We should also verify that downsampling will not play a positive role for our tree classifiers in this case, which we can see here. 

In [None]:
CrashTree2 = DecisionTreeClassifier(criterion="entropy", max_depth = 4)
CrashTree2.fit(X_train1,y_train1)
predTree2 = CrashTree2.predict(X_test1)
print("DecisionTrees's Accuracy: ", metrics.accuracy_score(y_test1, predTree1))

In [None]:
clf_down = RandomForestClassifier()
clf_down.fit(X_train1, y_train1)
 
pred_down = clf_4.predict(X_test1)
 
print( np.unique( pred_down ) )
print( accuracy_score(y_test1, pred_down) )

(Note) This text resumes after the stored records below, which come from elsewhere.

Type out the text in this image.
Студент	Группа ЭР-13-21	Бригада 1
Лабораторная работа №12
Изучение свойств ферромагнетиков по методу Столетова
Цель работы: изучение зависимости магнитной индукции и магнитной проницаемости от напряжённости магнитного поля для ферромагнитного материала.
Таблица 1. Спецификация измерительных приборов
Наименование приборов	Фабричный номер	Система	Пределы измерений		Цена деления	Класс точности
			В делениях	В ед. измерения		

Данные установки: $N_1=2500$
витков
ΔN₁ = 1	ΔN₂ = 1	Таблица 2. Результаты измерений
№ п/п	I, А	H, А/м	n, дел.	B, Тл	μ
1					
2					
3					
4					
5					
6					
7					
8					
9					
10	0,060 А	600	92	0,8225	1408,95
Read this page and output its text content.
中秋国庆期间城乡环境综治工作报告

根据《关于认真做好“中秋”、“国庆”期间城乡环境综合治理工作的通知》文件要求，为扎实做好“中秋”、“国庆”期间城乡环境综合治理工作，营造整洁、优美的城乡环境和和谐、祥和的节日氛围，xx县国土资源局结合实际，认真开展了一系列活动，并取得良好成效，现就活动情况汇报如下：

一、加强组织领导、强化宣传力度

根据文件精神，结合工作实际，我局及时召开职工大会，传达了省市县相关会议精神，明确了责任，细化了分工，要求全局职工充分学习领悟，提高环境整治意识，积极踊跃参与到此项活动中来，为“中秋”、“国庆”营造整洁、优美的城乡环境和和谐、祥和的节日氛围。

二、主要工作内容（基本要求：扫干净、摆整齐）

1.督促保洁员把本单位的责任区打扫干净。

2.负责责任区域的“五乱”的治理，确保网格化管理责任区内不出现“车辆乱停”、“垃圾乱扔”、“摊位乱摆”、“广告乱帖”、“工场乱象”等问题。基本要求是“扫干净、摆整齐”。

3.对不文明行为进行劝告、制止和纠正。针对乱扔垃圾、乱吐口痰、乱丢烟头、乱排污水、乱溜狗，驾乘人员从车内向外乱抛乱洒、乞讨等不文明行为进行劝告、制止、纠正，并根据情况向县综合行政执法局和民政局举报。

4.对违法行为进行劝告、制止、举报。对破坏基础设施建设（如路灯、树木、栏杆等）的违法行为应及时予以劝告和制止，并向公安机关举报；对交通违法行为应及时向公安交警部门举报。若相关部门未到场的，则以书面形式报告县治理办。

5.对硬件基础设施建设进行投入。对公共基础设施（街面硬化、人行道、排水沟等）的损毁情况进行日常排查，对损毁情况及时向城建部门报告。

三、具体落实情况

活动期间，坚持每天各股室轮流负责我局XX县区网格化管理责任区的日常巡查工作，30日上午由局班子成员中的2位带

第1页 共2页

prob_down = clf_down.predict_proba(X_test1)
prob_down = [p[1] for p in prob_down]
print( roc_auc_score(y_test1, prob_down))

## 4.3 k-Nearest Neighbor

In [None]:
import itertools
from matplotlib.ticker import NullFormatter
import matplotlib.ticker as ticker
from sklearn.neighbors import KNeighborsClassifier
k = 4
#Train Model and Predict  
neigh = KNeighborsClassifier(n_neighbors = k).fit(X_train,y_train)
yhat = neigh.predict(X_test)
print("Train set Accuracy: ", metrics.accuracy_score(y_train, neigh.predict(X_train)))
print("Test set Accuracy: ", metrics.accuracy_score(y_test, yhat))

In [None]:
Ks = 10
mean_acc = np.zeros((Ks-1))
std_acc = np.zeros((Ks-1))
ConfustionMx = [];
for n in range(1,Ks):
    
    #Train Model and Predict  
    neigh = KNeighborsClassifier(n_neighbors = n).fit(X_train,y_train)
    yhat=neigh.predict(X_test)
    mean_acc[n-1] = metrics.accuracy_score(y_test, yhat)

    
    std_acc[n-1]=np.std(yhat==y_test)/np.sqrt(yhat.shape[0])

mean_acc

In [None]:
plt.plot(range(1,Ks),mean_acc,'g')
plt.fill_between(range(1,Ks),mean_acc - 1 * std_acc,mean_acc + 1 * std_acc, alpha=0.10)
plt.legend(('Accuracy ', '+/- 3xstd'))
plt.ylabel('Accuracy ')
plt.xlabel('Number of Nabors (K)')
plt.tight_layout()
plt.show()

In [None]:
print( "The best accuracy was with", mean_acc.max(), "with k=", mean_acc.argmax()+1) 

# 5. Conclusions <a name="conclusions"></a>
In this project, we have created and evaluated a number of models for predicting accident severity based on lighting and road conditions. These can be of great use to first responders in allocating resources, cities in planning for increased lighting or advisories for upcoming weather, or for driver's education about potentially dangerous driving situations to avoid if possible. We can see from our metrics that the two models that will provide our most accurate predictions going forward would be the 2-Nearest Neighbors and the Decision Tree Classifier created from the original data set.

# 6. Future Directions<a name="future"></a>
This data set provided a wealth of information, but missed a elements that we know exist as well. For example, no data points were for accidents with highest levels of severity in accidents (accidents no just with injury to passengers but more severe cases involving fatalities).
    Models in this study do not explain how or why these accidents occur, simply predicting correlation to particular weather and lighting conditions. They have not included detail into how the lighting conditions might impact a driver different based on time of year, if the drivers are local or not, or how drivers might have been impacted by choices of signage, speed limits, or past experiences.